Measuring leadership competence in group therapy: Development of an adapted version of the Group Leadership Questionnaire

Date

2017-07-25

Author

Crozier, Erin F.

Type of Degree

PhD Dissertation

Department

Special Education, Rehabilitation, Counseling

Restriction Status

EMBARGOED

Restriction Type

Full

Date Available

07-24-2022

Abstract

To contribute to the active efforts of increasing consistency and availability of group psychotherapy training, the present study sought to adapt a measure of group leadership styles into a brief, written measure of knowledge and skills related to the provision of process-oriented group therapy. The Group Leadership Competency Questionnaire (GLCQ) consists of 10 scenarios that could occur in a process-oriented therapy group, with five response options per scenario. It was created by synthesizing the categorization of response options as excellent, moderate, or poor choices by 10 expert group therapists. Each GLCQ scenario was accompanied by two excellent response options, one moderate option, and two poor options, as determined by the aforementioned expert sample (N = 10). The GLCQ was given to group therapy experts (n = 60), trainees (n = 67), and novices (n = 80). Respondents were asked to choose the two best responses on each scenario, and each scenario yielded a total score of 0-4 (2 points for each excellent response, 1 point for a moderate response, and 0 points for each poor response).

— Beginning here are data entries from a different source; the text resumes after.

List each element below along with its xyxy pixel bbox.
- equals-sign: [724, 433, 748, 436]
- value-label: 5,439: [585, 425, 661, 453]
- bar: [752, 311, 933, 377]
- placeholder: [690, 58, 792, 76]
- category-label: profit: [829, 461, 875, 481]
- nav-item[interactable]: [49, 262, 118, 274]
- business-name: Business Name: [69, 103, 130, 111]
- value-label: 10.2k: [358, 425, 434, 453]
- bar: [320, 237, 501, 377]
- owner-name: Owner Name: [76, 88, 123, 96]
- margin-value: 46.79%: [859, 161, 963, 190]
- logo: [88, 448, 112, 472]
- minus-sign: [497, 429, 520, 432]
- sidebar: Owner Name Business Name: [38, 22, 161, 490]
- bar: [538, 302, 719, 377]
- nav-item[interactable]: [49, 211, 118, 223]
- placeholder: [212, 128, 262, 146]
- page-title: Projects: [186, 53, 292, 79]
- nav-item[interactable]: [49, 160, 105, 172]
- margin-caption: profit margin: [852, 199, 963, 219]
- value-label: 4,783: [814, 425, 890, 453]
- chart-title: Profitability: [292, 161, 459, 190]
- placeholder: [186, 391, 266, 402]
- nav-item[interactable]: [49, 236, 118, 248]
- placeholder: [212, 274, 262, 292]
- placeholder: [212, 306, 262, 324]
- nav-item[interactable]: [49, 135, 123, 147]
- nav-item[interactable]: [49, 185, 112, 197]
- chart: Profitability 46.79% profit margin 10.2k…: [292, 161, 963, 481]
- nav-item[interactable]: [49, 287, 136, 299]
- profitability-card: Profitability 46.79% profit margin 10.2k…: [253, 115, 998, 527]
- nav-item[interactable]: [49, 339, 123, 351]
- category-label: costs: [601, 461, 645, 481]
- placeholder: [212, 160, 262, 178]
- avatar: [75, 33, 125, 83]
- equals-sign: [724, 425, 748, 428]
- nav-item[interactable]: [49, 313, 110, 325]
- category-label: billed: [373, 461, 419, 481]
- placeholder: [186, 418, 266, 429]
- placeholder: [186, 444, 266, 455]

The mean total GLCQ score, calculated as the sum of all scenario scores, was significantly different across groups, Welch’s F(2, 134.624) = 315.285, p < .001. The mean score of experts (M = 37.4, SD = 1.9) was higher than that of trainees (M = 35.8, SD = 2.3, p < .001). Likewise, the mean for experts was higher than that of novices (M = 24.3, SD = 4.1, p < .001) and the trainee mean was higher than the novice mean (p < .001). The internal consistency of the GLCQ across the combined sample was high (α = .88), although it was low for experts (α = .44), trainees (α = .52), and novices (α = .48) when sample scores were analyzed separately. Data on response speed, completion rates, and completion time are also reported. Analysis of the completion time data suggested that the GLCQ can be completed in approximately 10 minutes. These data provide promising indicators for the utility of the GLCQ in research and training.